Rather than UART booting every time I thought it might be nice to use UART Boot just as a way to deliver the firmware update to the sub chip - so the UART image you load would just be a program that accepts a larger image (over UART again) and would write to the flash for subsequent boots. I think that would get around the SRAM and boot time downsides the author mentioned. Is there a reason this might not work?

vardump•12mo ago
That requires having a flash chip in the first place. By booting via UART you don't need any flash at all.
zoobab•12mo ago
The CH32V003 has also a UART bootloader, but for some reason there is no open source command line client to do something with it. WCH has a Windows GUI though.
devdri•12mo ago
This is one of the tricks to enable using both QSPI slots for PSRAM instead of the typical FLASH+PSRAM.

This is great for making audio modules, where the firmware is be small and operates on a big audio buffer.

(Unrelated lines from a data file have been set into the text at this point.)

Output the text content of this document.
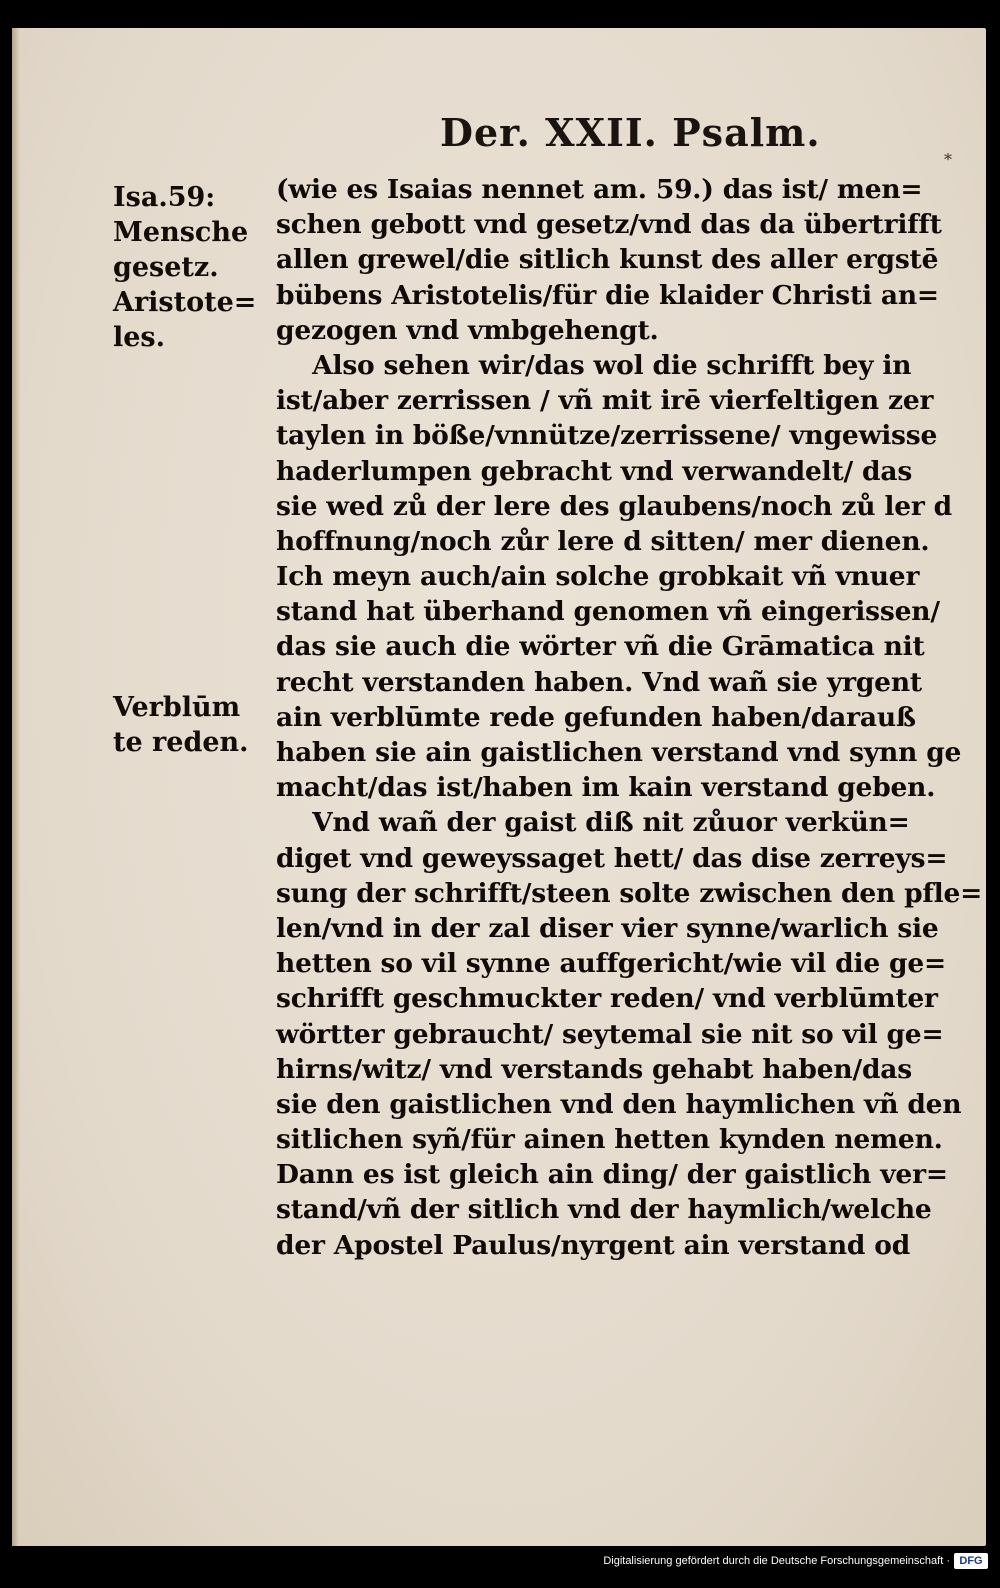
Der. XXII. Psalm.
*
Isa.59:
Mensche
gesetz.
Aristote=
les.
Verblūm
te reden.
(wie es Isaias nennet am. 59.) das ist/ men=
schen gebott vnd gesetz/vnd das da übertrifft
allen grewel/die sitlich kunst des aller ergstē
bübens Aristotelis/für die klaider Christi an=
gezogen vnd vmbgehengt.
Also sehen wir/das wol die schrifft bey in
ist/aber zerrissen / vñ mit irē vierfeltigen zer
taylen in böße/vnnütze/zerrissene/ vngewisse
haderlumpen gebracht vnd verwandelt/ das
sie wed zů der lere des glaubens/noch zů ler d
hoffnung/noch zůr lere d sitten/ mer dienen.
Ich meyn auch/ain solche grobkait vñ vnuer
stand hat überhand genomen vñ eingerissen/
das sie auch die wörter vñ die Grāmatica nit
recht verstanden haben. Vnd wañ sie yrgent
ain verblūmte rede gefunden haben/darauß
haben sie ain gaistlichen verstand vnd synn ge
macht/das ist/haben im kain verstand geben.
Vnd wañ der gaist diß nit zůuor verkün=
diget vnd geweyssaget hett/ das dise zerreys=
sung der schrifft/steen solte zwischen den pfle=
len/vnd in der zal diser vier synne/warlich sie
hetten so vil synne auffgericht/wie vil die ge=
schrifft geschmuckter reden/ vnd verblūmter
wörtter gebraucht/ seytemal sie nit so vil ge=
hirns/witz/ vnd verstands gehabt haben/das
sie den gaistlichen vnd den haymlichen vñ den
sitlichen syñ/für ainen hetten kynden nemen.
Dann es ist gleich ain ding/ der gaistlich ver=
stand/vñ der sitlich vnd der haymlich/welche
der Apostel Paulus/nyrgent ain verstand od
Digitalisierung gefördert durch die Deutsche Forschungsgemeinschaft · DFG
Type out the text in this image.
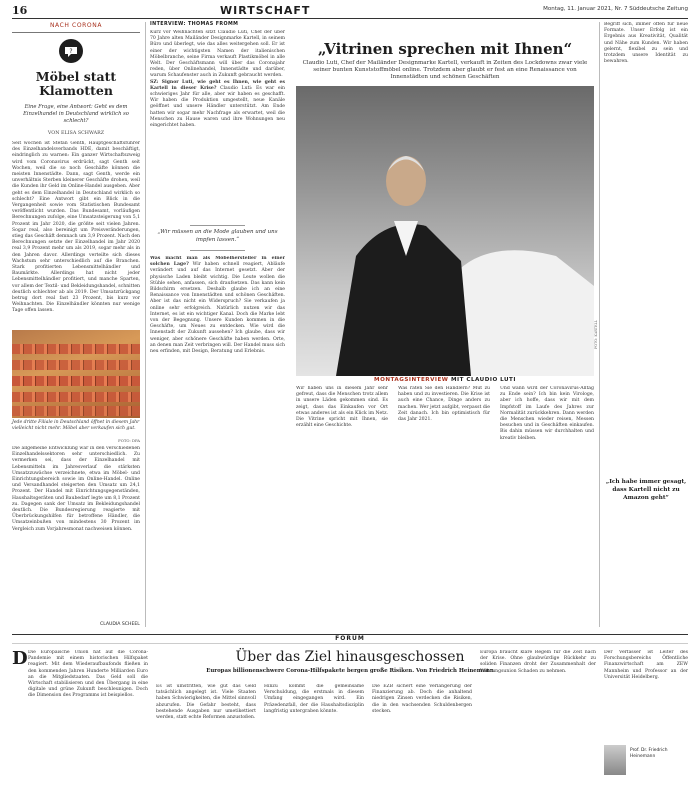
16	WIRTSCHAFT	Montag, 11. Januar 2021, Nr. 7 Süddeutsche Zeitung
NACH CORONA
?
Möbel statt Klamotten
Eine Frage, eine Antwort: Geht es dem Einzelhandel in Deutschland wirklich so schlecht?
VON ELISA SCHWARZ
Seit wochen ist Stefan Genth, Hauptgeschäftsführer des Einzelhandelsverbands HDE, damit beschäftigt, eindringlich zu warnen: Ein ganzer Wirtschaftszweig wird vom Coronavirus erdrückt, sagt Genth seit Wochen, weil die so noch Geschäfte können die meisten Innenstädte. Dann, sagt Genth, werde ein unverhältnis Sterben kleinerer Geschäfte drohen, weil die Kunden ihr Geld im Online-Handel ausgeben. Aber geht es dem Einzelhandel in Deutschland wirklich so schlecht? Eine Antwort gibt ein Blick in die Vergangenheit sowie vom Statistischen Bundesamt veröffentlicht wurden. Das Bundesamt, vorläufigen Berechnungen zufolge, eine Umsatzsteigerung von 5,1 Prozent im Jahr 2020, die größte seit vielen Jahren. Sogar real, also bereinigt um Preisveränderungen, stieg das Geschäft demnach um 3,9 Prozent. Nach den Berechnungen setzte der Einzelhandel im Jahr 2020 real 3,9 Prozent mehr um als 2019, sogar mehr als in den Jahren davor. Allerdings verteilte sich dieses Wachstum sehr unterschiedlich auf die Branchen. Stark profitierten Lebensmittelhändler und Baumärkte. Allerdings hat nicht jeder Lebensmittelhändler profitiert, und manche Sparten, vor allem der Textil- und Bekleidungshandel, schnitten deutlich schlechter ab als 2019. Der Umsatzrückgang betrug dort real fast 23 Prozent, bis kurz vor Weihnachten. Die Einzelhändler könnten nur wenige Tage offen lassen.
Jede dritte Filiale in Deutschland öffnet in diesem Jahr vielleicht nicht mehr. Möbel aber verkaufen sich gut.
FOTO: DPA
Die allgemeine Entwicklung war in den verschiedenen Einzelhandelssektoren sehr unterschiedlich. Zu vermerken sei, dass der Einzelhandel mit Lebensmitteln im Jahresverlauf die stärksten Umsatzzuwächse verzeichnete, etwa im Möbel- und Einrichtungsbereich sowie im Online-Handel. Online und Versandhandel steigerten den Umsatz um 24,1 Prozent. Der Handel mit Einrichtungsgegenständen, Haushaltsgeräten und Baubedarf legte um 8,1 Prozent zu. Dagegen sank der Umsatz im Bekleidungshandel deutlich. Die Bundesregierung reagierte mit Überbrückungshilfen für betroffene Händler, die Umsatzeinbußen von mindestens 30 Prozent im Vergleich zum Vorjahresmonat nachweisen können.
CLAUDIA SCHEEL
INTERVIEW: THOMAS FROMM
Kurz vor Weihnachten sitzt Claudio Luti, Chef der über 70 Jahre alten Mailänder Designmarke Kartell, in seinem Büro und überlegt, wie das alles weitergehen soll. Er ist einer der wichtigsten Namen der italienischen Möbelbranche, seine Firma verkauft Plastikmöbel in alle Welt. Der Geschäftsmann will über das Coronajahr reden, über Onlinehandel, Innenstädte und darüber, warum Schaufenster auch in Zukunft gebraucht werden.
SZ: Signor Luti, wie geht es Ihnen, wie geht es Kartell in dieser Krise? Claudio Luti: Es war ein schwieriges Jahr für alle, aber wir haben es geschafft. Wir haben die Produktion umgestellt, neue Kanäle geöffnet und unsere Händler unterstützt. Am Ende hatten wir sogar mehr Nachfrage als erwartet, weil die Menschen zu Hause waren und ihre Wohnungen neu eingerichtet haben.
„Wir müssen an die Mode glauben und uns impfen lassen.“
Was macht man als Möbelhersteller in einer solchen Lage? Wir haben schnell reagiert, Abläufe verändert und auf das Internet gesetzt. Aber der physische Laden bleibt wichtig. Die Leute wollen die Stühle sehen, anfassen, sich draufsetzen. Das kann kein Bildschirm ersetzen. Deshalb glaube ich an eine Renaissance von Innenstädten und schönen Geschäften. Aber ist das nicht ein Widerspruch? Sie verkaufen ja online sehr erfolgreich. Natürlich nutzen wir das Internet, es ist ein wichtiger Kanal. Doch die Marke lebt von der Begegnung. Unsere Kunden kommen in die Geschäfte, um Neues zu entdecken. Wie wird die Innenstadt der Zukunft aussehen? Ich glaube, dass wir weniger, aber schönere Geschäfte haben werden. Orte, an denen man Zeit verbringen will. Der Handel muss sich neu erfinden, mit Design, Beratung und Erlebnis.
„Vitrinen sprechen mit Ihnen“
Claudio Luti, Chef der Mailänder Designmarke Kartell, verkauft in Zeiten des Lockdowns zwar viele seiner bunten Kunststoffmöbel online. Trotzdem aber glaubt er fest an eine Renaissance von Innenstädten und schönen Geschäften
FOTO: KARTELL
MONTAGSINTERVIEW MIT CLAUDIO LUTI
Wir haben uns in diesem Jahr sehr gefreut, dass die Menschen trotz allem in unsere Läden gekommen sind. Es zeigt, dass das Einkaufen vor Ort etwas anderes ist als ein Klick im Netz. Die Vitrine spricht mit Ihnen, sie erzählt eine Geschichte.
Was raten Sie den Händlern? Mut zu haben und zu investieren. Die Krise ist auch eine Chance, Dinge anders zu machen. Wer jetzt aufgibt, verpasst die Zeit danach. Ich bin optimistisch für das Jahr 2021.
Und wann wird der Coronavirus-Alltag zu Ende sein? Ich bin kein Virologe, aber ich hoffe, dass wir mit dem Impfstoff im Laufe des Jahres zur Normalität zurückkehren. Dann werden die Menschen wieder reisen, Messen besuchen und in Geschäften einkaufen. Bis dahin müssen wir durchhalten und kreativ bleiben.
Begriff sich, immer offen für neue Formate. Unser Erfolg ist ein Ergebnis aus Kreativität, Qualität und Nähe zum Kunden. Wir haben gelernt, flexibel zu sein und trotzdem unsere Identität zu bewahren.
„Ich habe immer gesagt, dass Kartell nicht zu Amazon geht“
FORUM
D	Über das Ziel hinausgeschossen
Europas billionenschwere Corona-Hilfspakete bergen große Risiken. Von Friedrich Heinemann
Die Europäische Union hat auf die Corona-Pandemie mit einem historischen Hilfspaket reagiert. Mit dem Wiederaufbaufonds fließen in den kommenden Jahren Hunderte Milliarden Euro an die Mitgliedstaaten. Das Geld soll die Wirtschaft stabilisieren und den Übergang in eine digitale und grüne Zukunft beschleunigen. Doch die Dimension des Programms ist beispiellos.
Es ist umstritten, wie gut das Geld tatsächlich angelegt ist. Viele Staaten haben Schwierigkeiten, die Mittel sinnvoll abzurufen. Die Gefahr besteht, dass bestehende Ausgaben nur umetikettiert werden, statt echte Reformen anzustoßen.
Hinzu kommt die gemeinsame Verschuldung, die erstmals in diesem Umfang eingegangen wird. Ein Präzedenzfall, der die Haushaltsdisziplin langfristig untergraben könnte.
Die EZB sichert eine Verlängerung der Finanzierung ab. Doch die anhaltend niedrigen Zinsen verdecken die Risiken, die in den wachsenden Schuldenbergen stecken.
Europa braucht klare Regeln für die Zeit nach der Krise. Ohne glaubwürdige Rückkehr zu soliden Finanzen droht der Zusammenhalt der Währungsunion Schaden zu nehmen.
Der Verfasser ist Leiter des Forschungsbereichs Öffentliche Finanzwirtschaft am ZEW Mannheim und Professor an der Universität Heidelberg.
Prof. Dr. Friedrich Heinemann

Since the biggest available PSRAM chips are 8MB, this combined 16 MB could hold around 3 minutes of mono 16-bit audio, which allows for a very nice multi track looper.

Another way (in case there's no other MCU to help with uart bootstrap) would be to add a logic chip to multiplex the CS line between Flash and the first PSRAM - copy firmware to flash and then switch to using ram.

ThrowawayR2•12mo ago
Are there any off-the-shelf hobbyist boards that expose QSPI CSn (pin 75 on the RP2350B?) and QPI_SD1-3 signals to a header or pin? Doesn't seem like the official Pico 2 or the Adafruit or Pimoroni versions of the Pico 2 expose access to these signals without modifying the board, which most people won't be able to do.